In 1951, 26-year-old Georgette Twain, an aspiring opera singer, was set to audition for the San Francisco Opera. Raised by parents who were professionals in the theater, Twain’s own career was about to take off.
But, as she prepared for her audition, she noticed something was terribly wrong. Her left hand was knotted and she was having difficulty walking, and then, the unthinkable happened, she lost her voice. The young singer had contracted polio.
Robbed of her voice and her left side paralyzed, Twain was angry and in her own words, “hated the world.” Rather than embarking on a singing career, she instead began the long road of physical therapy that would eventually help her regain the ability to walk and speak, but her dreams of a singing career were gone forever. With a love of music still intact, Twain’s father agreed to teach her to play his old banjo as part of her physical therapy. It was the banjo which would lead her back to a musical performance career that would span decades. Though she was unable to speak during her first television appearances, she ultimately did regain her voice. But more so, it was the way in which she made the strings of her banjo sing that would cement her place in musical history.
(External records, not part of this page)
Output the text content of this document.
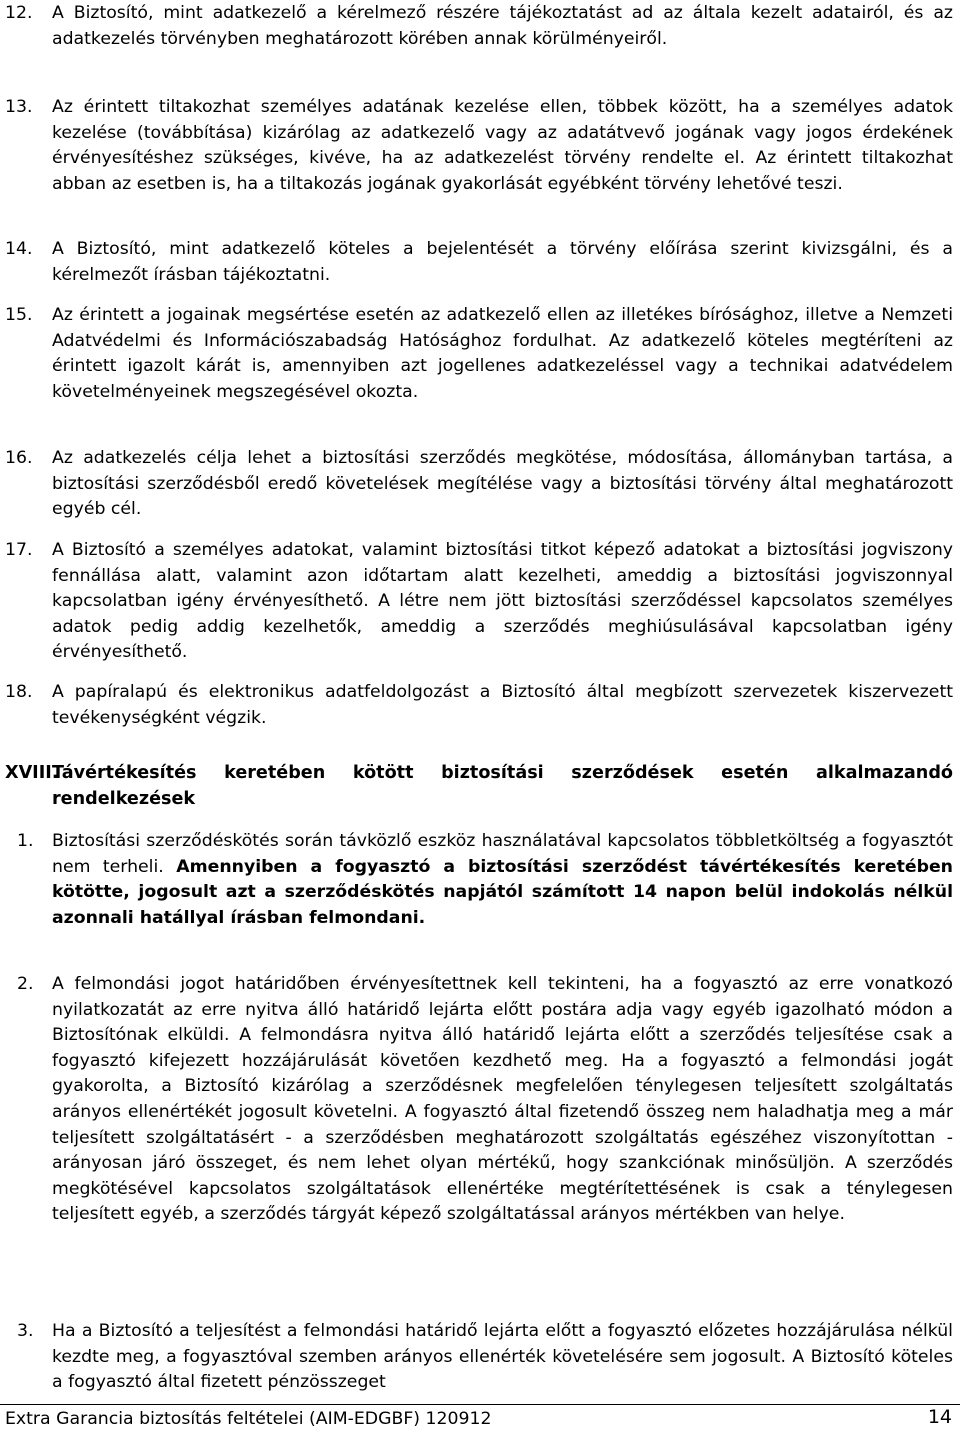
12.	A Biztosító, mint adatkezelő a kérelmező részére tájékoztatást ad az általa kezelt adatairól, és az adatkezelés törvényben meghatározott körében annak körülményeiről.
13.	Az érintett tiltakozhat személyes adatának kezelése ellen, többek között, ha a személyes adatok kezelése (továbbítása) kizárólag az adatkezelő vagy az adatátvevő jogának vagy jogos érdekének érvényesítéshez szükséges, kivéve, ha az adatkezelést törvény rendelte el. Az érintett tiltakozhat abban az esetben is, ha a tiltakozás jogának gyakorlását egyébként törvény lehetővé teszi.
14.	A Biztosító, mint adatkezelő köteles a bejelentését a törvény előírása szerint kivizsgálni, és a kérelmezőt írásban tájékoztatni.
15.	Az érintett a jogainak megsértése esetén az adatkezelő ellen az illetékes bírósághoz, illetve a Nemzeti Adatvédelmi és Információszabadság Hatósághoz fordulhat. Az adatkezelő köteles megtéríteni az érintett igazolt kárát is, amennyiben azt jogellenes adatkezeléssel vagy a technikai adatvédelem követelményeinek megszegésével okozta.
16.	Az adatkezelés célja lehet a biztosítási szerződés megkötése, módosítása, állományban tartása, a biztosítási szerződésből eredő követelések megítélése vagy a biztosítási törvény által meghatározott egyéb cél.
17.	A Biztosító a személyes adatokat, valamint biztosítási titkot képező adatokat a biztosítási jogviszony fennállása alatt, valamint azon időtartam alatt kezelheti, ameddig a biztosítási jogviszonnyal kapcsolatban igény érvényesíthető. A létre nem jött biztosítási szerződéssel kapcsolatos személyes adatok pedig addig kezelhetők, ameddig a szerződés meghiúsulásával kapcsolatban igény érvényesíthető.
18.	A papíralapú és elektronikus adatfeldolgozást a Biztosító által megbízott szervezetek kiszervezett tevékenységként végzik.
XVIII.
Távértékesítés keretében kötött biztosítási szerződések esetén alkalmazandó rendelkezések
1.	Biztosítási szerződéskötés során távközlő eszköz használatával kapcsolatos többletköltség a fogyasztót nem terheli. Amennyiben a fogyasztó a biztosítási szerződést távértékesítés keretében kötötte, jogosult azt a szerződéskötés napjától számított 14 napon belül indokolás nélkül azonnali hatállyal írásban felmondani.
2.	A felmondási jogot határidőben érvényesítettnek kell tekinteni, ha a fogyasztó az erre vonatkozó nyilatkozatát az erre nyitva álló határidő lejárta előtt postára adja vagy egyéb igazolható módon a Biztosítónak elküldi. A felmondásra nyitva álló határidő lejárta előtt a szerződés teljesítése csak a fogyasztó kifejezett hozzájárulását követően kezdhető meg. Ha a fogyasztó a felmondási jogát gyakorolta, a Biztosító kizárólag a szerződésnek megfelelően ténylegesen teljesített szolgáltatás arányos ellenértékét jogosult követelni. A fogyasztó által fizetendő összeg nem haladhatja meg a már teljesített szolgáltatásért - a szerződésben meghatározott szolgáltatás egészéhez viszonyítottan - arányosan járó összeget, és nem lehet olyan mértékű, hogy szankciónak minősüljön. A szerződés megkötésével kapcsolatos szolgáltatások ellenértéke megtérítettésének is csak a ténylegesen teljesített egyéb, a szerződés tárgyát képező szolgáltatással arányos mértékben van helye.
3.	Ha a Biztosító a teljesítést a felmondási határidő lejárta előtt a fogyasztó előzetes hozzájárulása nélkül kezdte meg, a fogyasztóval szemben arányos ellenérték követelésére sem jogosult. A Biztosító köteles a fogyasztó által fizetett pénzösszeget
Extra Garancia biztosítás feltételei (AIM-EDGBF) 120912	14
Twain became a student and friend of the great banjoist, Eddie Peabody, and in 1962 Variety magazine named her the “World’s Greatest Woman Banjo Player.” She went on to perform hundreds of shows in major entertainment venues and would often share the stage with show business legends such as Phyllis Diller, Lawrence Welk, Red Skelton, Carol Channing and Danny Thomas.
As the entertainment industry changed in the 1970s, Twain became a headline performer aboard luxury cruise ships, summing up her philosophy on life and career like this, “I learned that you can’t sit around feeling sorry for yourself. You’ve got to fight your own problems.” Sadly, Georgette Twain passed earlier this year.
During a private ceremony on November 18th her daughter, Cecilia Yale, graciously donated her mother’s beloved banjo, a 1962 Vega Vox IV, to the American Banjo Museum. Now on permanent display along with one of Twain’s stage costumes, this priceless artifact of banjo history will allow Twain to have an audience for generations yet to come. “We’re honored to have become the stewards of such an historically significant instrument,” said Johnny Baier, executive director, American Banjo Museum. “I had the pleasure of knowing Georgette Twain and am humbled to be able to share her story, her inspiration and her “musical voice” with our museum visitors.”
At the American Banjo Museum, the artistry that goes into crafting highly ornate instruments and the skill and talent that goes into playing them is on full display.
The American Banjo Museum brings history and art together in a song hundreds of years in the making.